Review: The enduring relevance of ‘Charming Billy,’ the Centre County Reads 2020 selection
Editor’s note: The following is a review of this year’s Centre County Reads selection, “Charming Billy.” The kickoff for Centre County Reads 2020 is from 2-3 p.m. Saturday at the Green Drake Gallery and Arts Center. Other Centre County Reads events include an author talk and book signing on April 16 in the HUB-Robeson Center and a writing contest, with entries due by March 27. For more information on Centre County Reads, visit www.centrecountyreads.org.
What makes a book relevant over 20 years after it was first published? How does it stand the test of time while other titles fade away? In order to remain relevant, a book may tell a tale that goes beyond the boundaries of the main character, a tale that tells of relatable experiences such as learning the truth of a secret. “Charming Billy” by Alice McDermott does all these things while simultaneously questioning the nature of relevance (and delusions of relevance) through a thematic exploration of the titular character.
Billy Lynch is an alcoholic. That is the unchanging reality that eventually leads him to die alone on the streets of New York City before the book even begins. In the opening chapter, readers meet his family and friends at his funeral, huddled inside a bar and grill ironically drinking the very stuff that fueled Billy’s addiction. It is through their conversation that we learn of Billy’s goodhearted and kind nature. He was willing to help out a friend in any situation, while finding a way to make people feel good about life in general. It is at that very table we meet Billy’s cousin Dennis, who seems to have access to Billy’s life in a way the rest of the family doesn’t.
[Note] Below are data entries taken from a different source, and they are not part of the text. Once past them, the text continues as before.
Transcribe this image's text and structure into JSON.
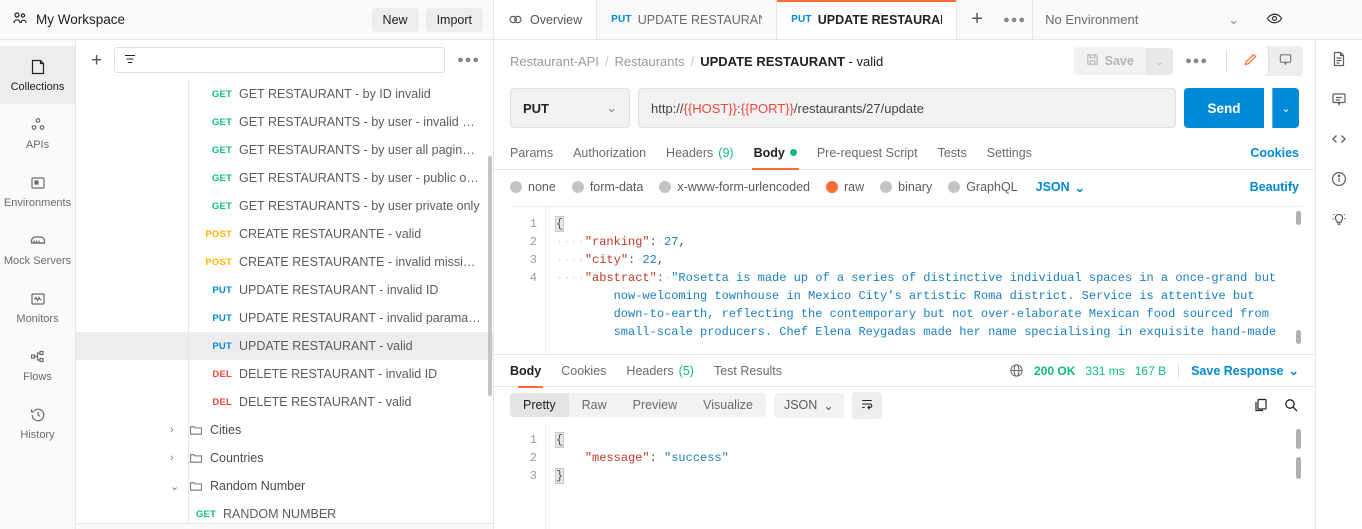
{
  "workspace": {
    "name": "My Workspace",
    "new_label": "New",
    "import_label": "Import",
    "icon": "users-icon"
  },
  "tabs": {
    "overview": {
      "label": "Overview",
      "icon": "overview-icon"
    },
    "items": [
      {
        "method": "PUT",
        "label": "UPDATE RESTAURANT - i",
        "active": false
      },
      {
        "method": "PUT",
        "label": "UPDATE RESTAURANT - v",
        "active": true
      }
    ],
    "plus": "+",
    "dots": "●●●"
  },
  "environment": {
    "selected": "No Environment",
    "chevron": "⌄"
  },
  "rail": [
    {
      "label": "Collections",
      "icon": "collections-icon",
      "active": true
    },
    {
      "label": "APIs",
      "icon": "apis-icon",
      "active": false
    },
    {
      "label": "Environments",
      "icon": "environments-icon",
      "active": false
    },
    {
      "label": "Mock Servers",
      "icon": "mock-servers-icon",
      "active": false
    },
    {
      "label": "Monitors",
      "icon": "monitors-icon",
      "active": false
    },
    {
      "label": "Flows",
      "icon": "flows-icon",
      "active": false
    },
    {
      "label": "History",
      "icon": "history-icon",
      "active": false
    }
  ],
  "sidebar": {
    "filter_placeholder": "",
    "plus": "+",
    "dots": "●●●",
    "rows": [
      {
        "kind": "request",
        "method": "GET",
        "label": "GET RESTAURANT - by ID invalid",
        "selected": false
      },
      {
        "kind": "request",
        "method": "GET",
        "label": "GET RESTAURANTS - by user - invalid parameters",
        "selected": false
      },
      {
        "kind": "request",
        "method": "GET",
        "label": "GET RESTAURANTS - by user all paginated",
        "selected": false
      },
      {
        "kind": "request",
        "method": "GET",
        "label": "GET RESTAURANTS - by user - public only",
        "selected": false
      },
      {
        "kind": "request",
        "method": "GET",
        "label": "GET RESTAURANTS - by user private only",
        "selected": false
      },
      {
        "kind": "request",
        "method": "POST",
        "label": "CREATE RESTAURANTE - valid",
        "selected": false
      },
      {
        "kind": "request",
        "method": "POST",
        "label": "CREATE RESTAURANTE - invalid missing parame...",
        "selected": false
      },
      {
        "kind": "request",
        "method": "PUT",
        "label": "UPDATE RESTAURANT - invalid ID",
        "selected": false
      },
      {
        "kind": "request",
        "method": "PUT",
        "label": "UPDATE RESTAURANT - invalid paramater",
        "selected": false
      },
      {
        "kind": "request",
        "method": "PUT",
        "label": "UPDATE RESTAURANT - valid",
        "selected": true
      },
      {
        "kind": "request",
        "method": "DEL",
        "label": "DELETE RESTAURANT - invalid ID",
        "selected": false
      },
      {
        "kind": "request",
        "method": "DEL",
        "label": "DELETE RESTAURANT - valid",
        "selected": false
      },
      {
        "kind": "folder",
        "chevron": "›",
        "label": "Cities",
        "selected": false
      },
      {
        "kind": "folder",
        "chevron": "›",
        "label": "Countries",
        "selected": false
      },
      {
        "kind": "folder",
        "chevron": "⌄",
        "label": "Random Number",
        "selected": false
      },
      {
        "kind": "request",
        "method": "GET",
        "label": "RANDOM NUMBER",
        "selected": false
      }
    ]
  },
  "request": {
    "breadcrumb": {
      "collection": "Restaurant-API",
      "folder": "Restaurants",
      "name_bold": "UPDATE RESTAURANT",
      "name_rest": " - valid",
      "sep": "/"
    },
    "save_label": "Save",
    "save_chevron": "⌄",
    "more_dots": "●●●",
    "method": "PUT",
    "method_chevron": "⌄",
    "url_prefix": "http://",
    "url_var_host": "{{HOST}}",
    "url_colon": ":",
    "url_var_port": "{{PORT}}",
    "url_suffix": "/restaurants/27/update",
    "send_label": "Send",
    "send_chevron": "⌄",
    "tabs": [
      {
        "label": "Params",
        "active": false
      },
      {
        "label": "Authorization",
        "active": false
      },
      {
        "label": "Headers",
        "count": "(9)",
        "active": false
      },
      {
        "label": "Body",
        "dot": true,
        "active": true
      },
      {
        "label": "Pre-request Script",
        "active": false
      },
      {
        "label": "Tests",
        "active": false
      },
      {
        "label": "Settings",
        "active": false
      }
    ],
    "cookies_label": "Cookies",
    "body_types": [
      {
        "label": "none",
        "on": false
      },
      {
        "label": "form-data",
        "on": false
      },
      {
        "label": "x-www-form-urlencoded",
        "on": false
      },
      {
        "label": "raw",
        "on": true
      },
      {
        "label": "binary",
        "on": false
      },
      {
        "label": "GraphQL",
        "on": false
      }
    ],
    "body_format": "JSON",
    "body_format_chevron": "⌄",
    "beautify_label": "Beautify",
    "body_line_numbers": [
      "1",
      "2",
      "3",
      "4"
    ],
    "body_json": {
      "ranking_key": "\"ranking\"",
      "ranking_val": "27",
      "city_key": "\"city\"",
      "city_val": "22",
      "abstract_key": "\"abstract\"",
      "abstract_line1": "\"Rosetta is made up of a series of distinctive individual spaces in a once-grand but",
      "abstract_line2": "now-welcoming townhouse in Mexico City’s artistic Roma district. Service is attentive but",
      "abstract_line3": "down-to-earth, reflecting the contemporary but not over-elaborate Mexican food sourced from",
      "abstract_line4": "small-scale producers. Chef Elena Reygadas made her name specialising in exquisite hand-made"
    }
  },
  "response": {
    "tabs": [
      {
        "label": "Body",
        "active": true
      },
      {
        "label": "Cookies",
        "active": false
      },
      {
        "label": "Headers",
        "count": "(5)",
        "active": false
      },
      {
        "label": "Test Results",
        "active": false
      }
    ],
    "status": "200 OK",
    "time": "331 ms",
    "size": "167 B",
    "save_response_label": "Save Response",
    "save_response_chevron": "⌄",
    "views": [
      {
        "label": "Pretty",
        "active": true
      },
      {
        "label": "Raw",
        "active": false
      },
      {
        "label": "Preview",
        "active": false
      },
      {
        "label": "Visualize",
        "active": false
      }
    ],
    "format": "JSON",
    "format_chevron": "⌄",
    "line_numbers": [
      "1",
      "2",
      "3"
    ],
    "json": {
      "open": "{",
      "message_key": "\"message\"",
      "message_val": "\"success\"",
      "close": "}"
    }
  },
  "right_rail": [
    {
      "icon": "document-icon"
    },
    {
      "icon": "comment-icon"
    },
    {
      "icon": "code-icon"
    },
    {
      "icon": "info-icon"
    },
    {
      "icon": "lightbulb-icon"
    }
  ],
  "colors": {
    "accent": "#ff6c37",
    "blue": "#0089d6",
    "green": "#10b981",
    "red": "#f0483e",
    "yellow": "#ffb400"
  }
}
Dennis is the one to tell Billy’s story, but he isn’t talking to us as readers. Rather, he’s talking to his daughter, who goes unnamed. She is an unknown but knowing character whose relevance goes unrevealed until the very last pages of the book. It’s through her account that we learn about Billy’s life, both before and after the loss of the great love in his life, Eva. Eva was from Ireland, coming to Long Island to visit her sister and babysit for a time. It was love at first conversation. A son of Irish immigrants, Billy fell like a classic lovestruck teen, promising to bring Eva and her family over to the States permanently in the frantic hope that they would be married. But of all the dreams Billy was able to make reality, he could not realize this one. Dennis is the one to tell Billy that Eva died of pneumonia, and Billy is never the same. What Billy doesn’t know and learns later is that Dennis lied and Eva is alive and well in Ireland with a family of her own. Dennis told Billy a devastating lie in order to protect him. It’s this lie that shapes and guides Billy’s life from that moment on, until he finally learns the truth years later.
Despite the separation first of distance and then of Eva’s ostensible death, Billy fights to keep Eva and her influence relevant to his life. He sends her family money to help with expenses, while idolizing his memory of Eva into an image of perfection and beauty. When Billy learns the truth, however, Eva stays relevant in that Billy’s despair over her loss fuels the drinking that creates a world in which she still exists while also serving to get Billy through the day and through his marriage to Maeve, who understands what it takes to care for a drunk, having more than enough practice with her alcoholic father. Billy’s priorities shift based on what he perceives to be relevant. He keeps Eva relevant not only in his memory but also in his heart because she is the embodiment of the young and carefree Billy who felt like he had the world at his fingertips in the form of love for one woman. He spends his life grappling with losing that part of himself and his idyllic vision of the world, while his family and friends must also attempt to reconcile the depth of Billy’s feelings for Eva and what she represented and how his attachment to Eva and his idea of her affected how relevant drinking became to Billy during the rest of his life.
Present-day readers might connect Billy’s Irish “American dream” with the romance and reality underpinning the American dreams of countless immigrants and their descendants today. His pursuit of happiness changes as he faces life’s challenges and what his dream has become. Still other readers might be moved to connect the scourge of alcoholism in the novel to the destructive force of the current opioid epidemic on families and communities across America. Yet, whatever specific interpretation one might choose, ultimately what endures is McDermott’s talented creation of simultaneously quotidian and epic characters and the harnessing of a prismatic point of view from which a community — Irish immigrants and their descendants — strive to connect with one another in shared memory.